Individuals may qualify to participate in NEXUS if they are a citizen or permanent resident of the United States or Canada, residing in either country, or if they are a citizen of a country other than Canada or the United States who plans to temporarily reside lawfully in Canada or the United States for the term of their NEXUS membership and who pass criminal history and law enforcement checks.
US Entry Requirements
The US's Western Hemisphere Travel Initiative" requires all travellers to the US – including Canadian and US citizens – to have a passport or other secure, accepted document, to enter or re-enter the United States (including those transiting the US, en route to Caribbean, Bermuda, Central and South America).
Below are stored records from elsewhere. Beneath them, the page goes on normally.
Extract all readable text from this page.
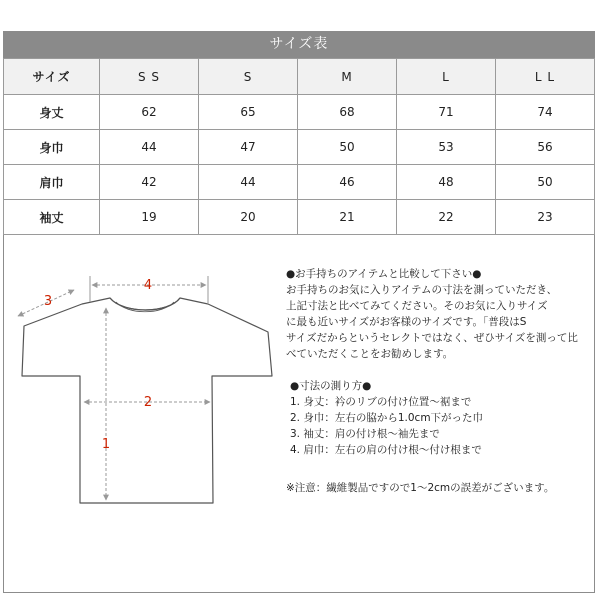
サイズ表
サイズ	S S	S	M	L	L L
身丈	62	65	68	71	74
身巾	44	47	50	53	56
肩巾	42	44	46	48	50
袖丈	19	20	21	22	23
4
3
2
1

●お手持ちのアイテムと比較して下さい●

お手持ちのお気に入りアイテムの寸法を測っていただき、

上記寸法と比べてみてください。そのお気に入りサイズ

に最も近いサイズがお客様のサイズです。「普段はS

サイズだからというセレクトではなく、ぜひサイズを測って比

べていただくことをお勧めします。

●寸法の測り方●

1. 身丈：衿のリブの付け位置〜裾まで
2. 身巾：左右の脇から1.0cm下がった巾
3. 袖丈：肩の付け根〜袖先まで
4. 肩巾：左右の肩の付け根〜付け根まで

※注意：繊維製品ですので1〜2cmの誤差がございます。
Prior to 2006, Canadian citizens have not been required to present a passport to enter the US and other forms of documents have historically been accepted.
These rules will also apply to Americans visiting Canada and returning to the US, who when the new rules are implemented must have a US passport to re-enter the United States.
Some visitors may come from countries which do not have a tradition of tipping. Tips provide staff a gratuity for
good or excellent service. "Tips" comes from the phrase "To Insure Prompt Service".
Keep in mind that in many service industries the workers are paid a low base wage and
rel;y on these tips for a significant part of their income.
Some hotels include tips or gratuities with group programs to simplify bookkeeping. This will usually include gratuities for housekeeping, bell service and food service. In a hotel, bell service should be tipped about $1 per bag, and housekeeping $1 to $5 dollars a day (in proportion to your room rate). Tip a similar proportion for taxis, or at least round fares up to the next dollar.
Visitors should know that the standard tip in restaurants is 10%-15%, with 20% for very outstanding service (a good rule of thumb is double the GST or match the HST where it exists),and 30% is not uncommon for "hero" status service. Some restaurants will automatically add 15% to the bill for larger groups (watch that you do not accidentally tip on top of the tip!).